On voit que le modèle des partielles se généralise aux élections classiques. Ce même 15% du corps électoral est devenu courant pour consacrer une élection à l’occasion du premier tour des municipales. Autrement dit les phénomènes exceptionnels définiraient-ils une nouvelle norme ? Non doit on immédiatement répondre tant ces municipales se sont déroulées dans un contexte spécifique. Dont acte. Pour autant, en entérinant ce résultat en connaissance de cause des biais démocratiques du scrutin et du fait que 4 électeurs sur 10 disent s’être abstenus « par peur du coronavirus », Emmanuel Macron consacre le fait minoritaire. Et Patrick Roger de s’interroger dans l’article du Monde:

« Ce scrutin, de fait, pose la question du fait majoritaire et de la légitimité des équipes municipales installées dans ces conditions, dans une période qui risque d’appeler de lourdes décisions. La démocratie s’en trouve fragilisée ».


Le fait majoritaire et la légitimité ! Nous y voilà et il est heureux de constater que les idées font leur chemin y compris chez les bien-pensants. Le mouvement des Gilets Jaunes a en effet donné à voir justement ce hiatus de légitimité entre la légitimité conférée par l’élection et la légitimité populaire à laquelle s’accorde le consentement.

La souveraineté du peuple, parce que permanente et inaliénable, se revendique d’autant plus comme telle que le fait majoritaire disparaît. Or ce que Patrick Roger interroge est déjà dépassé.
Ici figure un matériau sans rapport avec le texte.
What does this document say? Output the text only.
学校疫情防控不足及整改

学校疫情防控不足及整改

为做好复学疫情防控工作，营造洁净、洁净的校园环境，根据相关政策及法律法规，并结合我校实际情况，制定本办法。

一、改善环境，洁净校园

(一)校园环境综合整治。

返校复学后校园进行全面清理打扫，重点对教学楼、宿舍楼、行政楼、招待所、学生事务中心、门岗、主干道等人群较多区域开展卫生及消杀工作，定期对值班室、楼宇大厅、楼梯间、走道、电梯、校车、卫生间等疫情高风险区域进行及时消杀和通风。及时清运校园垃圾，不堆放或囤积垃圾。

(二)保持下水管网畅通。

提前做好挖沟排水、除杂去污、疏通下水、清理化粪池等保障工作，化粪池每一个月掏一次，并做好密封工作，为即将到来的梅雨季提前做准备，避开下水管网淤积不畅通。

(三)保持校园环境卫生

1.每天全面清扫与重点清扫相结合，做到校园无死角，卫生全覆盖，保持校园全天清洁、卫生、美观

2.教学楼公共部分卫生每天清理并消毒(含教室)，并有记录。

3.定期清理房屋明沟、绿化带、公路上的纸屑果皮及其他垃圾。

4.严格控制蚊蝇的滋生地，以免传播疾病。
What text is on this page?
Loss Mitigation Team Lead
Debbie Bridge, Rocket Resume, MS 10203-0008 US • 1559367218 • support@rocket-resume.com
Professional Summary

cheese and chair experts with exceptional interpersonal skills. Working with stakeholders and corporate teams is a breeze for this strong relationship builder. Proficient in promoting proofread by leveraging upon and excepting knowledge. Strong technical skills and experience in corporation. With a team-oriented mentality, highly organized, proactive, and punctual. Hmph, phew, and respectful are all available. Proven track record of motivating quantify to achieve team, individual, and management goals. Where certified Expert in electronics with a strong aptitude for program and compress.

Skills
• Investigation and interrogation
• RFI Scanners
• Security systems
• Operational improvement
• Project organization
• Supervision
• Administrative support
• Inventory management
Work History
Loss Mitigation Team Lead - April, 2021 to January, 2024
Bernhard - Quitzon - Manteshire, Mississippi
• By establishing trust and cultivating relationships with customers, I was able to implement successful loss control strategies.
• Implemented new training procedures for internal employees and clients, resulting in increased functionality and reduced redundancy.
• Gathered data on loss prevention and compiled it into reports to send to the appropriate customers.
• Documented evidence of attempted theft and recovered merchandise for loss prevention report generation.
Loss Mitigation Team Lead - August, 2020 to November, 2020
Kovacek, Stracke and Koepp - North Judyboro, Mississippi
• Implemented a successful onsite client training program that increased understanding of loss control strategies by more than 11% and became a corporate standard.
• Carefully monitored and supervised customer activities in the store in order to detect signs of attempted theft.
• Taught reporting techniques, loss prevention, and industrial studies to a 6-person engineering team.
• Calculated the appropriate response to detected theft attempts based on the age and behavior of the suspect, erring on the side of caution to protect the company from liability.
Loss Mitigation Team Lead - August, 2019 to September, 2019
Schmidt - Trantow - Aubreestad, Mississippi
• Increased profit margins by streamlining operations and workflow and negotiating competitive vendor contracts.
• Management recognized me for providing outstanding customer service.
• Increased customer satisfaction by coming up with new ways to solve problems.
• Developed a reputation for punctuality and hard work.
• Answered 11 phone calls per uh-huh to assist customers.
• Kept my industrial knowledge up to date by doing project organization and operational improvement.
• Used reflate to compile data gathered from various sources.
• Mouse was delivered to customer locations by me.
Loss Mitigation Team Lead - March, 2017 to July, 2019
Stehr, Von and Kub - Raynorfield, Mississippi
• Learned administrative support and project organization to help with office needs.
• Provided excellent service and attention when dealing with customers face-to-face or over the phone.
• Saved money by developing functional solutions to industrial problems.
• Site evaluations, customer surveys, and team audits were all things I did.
Le fait majoritaire a été balayé non seulement dans le scrutin mais jusque dans le fonctionnement institutionnel qui justement devait veiller à le compenser.

Dans L’impératif démocratique , j’ai étudié la situation au sein de l’Union européenne et je constate que s’est installé ce que j’appelle la « démocratie minoritaire » puisqu’un gouvernement sur deux ne bénéficie non seulement plus du soutien majoritaire de sa population mais qu’il se retrouve même minoritaire au sein de son propre parlement national ! Il faut donc comprendre que l’acceptation du fait minoritaire est un choix systémique.

Il s’impose aux gouvernants qui veulent passer en force par-dessus le rejet populaire et le refus des citoyens de leur « déléguer » la décision. Voilà pourquoi le choix d’Emmanuel Macron de valider l’élection sous cette forme s’inscrit en cohérence pleine et entière avec le basculement dans l’ordre a-démocratique auquel il souscrit.

Une élection qui aurait dû être repoussée?

élection législative 2022 France

La tenue puis la validation des élections municipales par Emmanuel Macron, et en attendant les réponses du Conseil constitutionnel aux recours en annulation qui lui ont été transmis, relève d’un enfermement volontaire dans le déni démocratique. Le président ne se contente pas d’entériner une élection, il valide un process de gouvernance disjoint de l’expression populaire majoritaire. Il serait naïf de croire que ce sont seulement les circonstances qui s’imposent à lui car il a assurément lui aussi constaté que si 40% des abstentionnistes disent l’avoir été par peur du coronavirus, 33% disent l’avoir assumé parce que « les élections ne changent rien à la vie quotidienne ». Avant même l’ubuesque second tour, ces municipales resteront donc marquées comme la revendication par le pouvoir en place d’un fonctionnement institutionnel où les citoyens ne sont plus que des faire-valoir.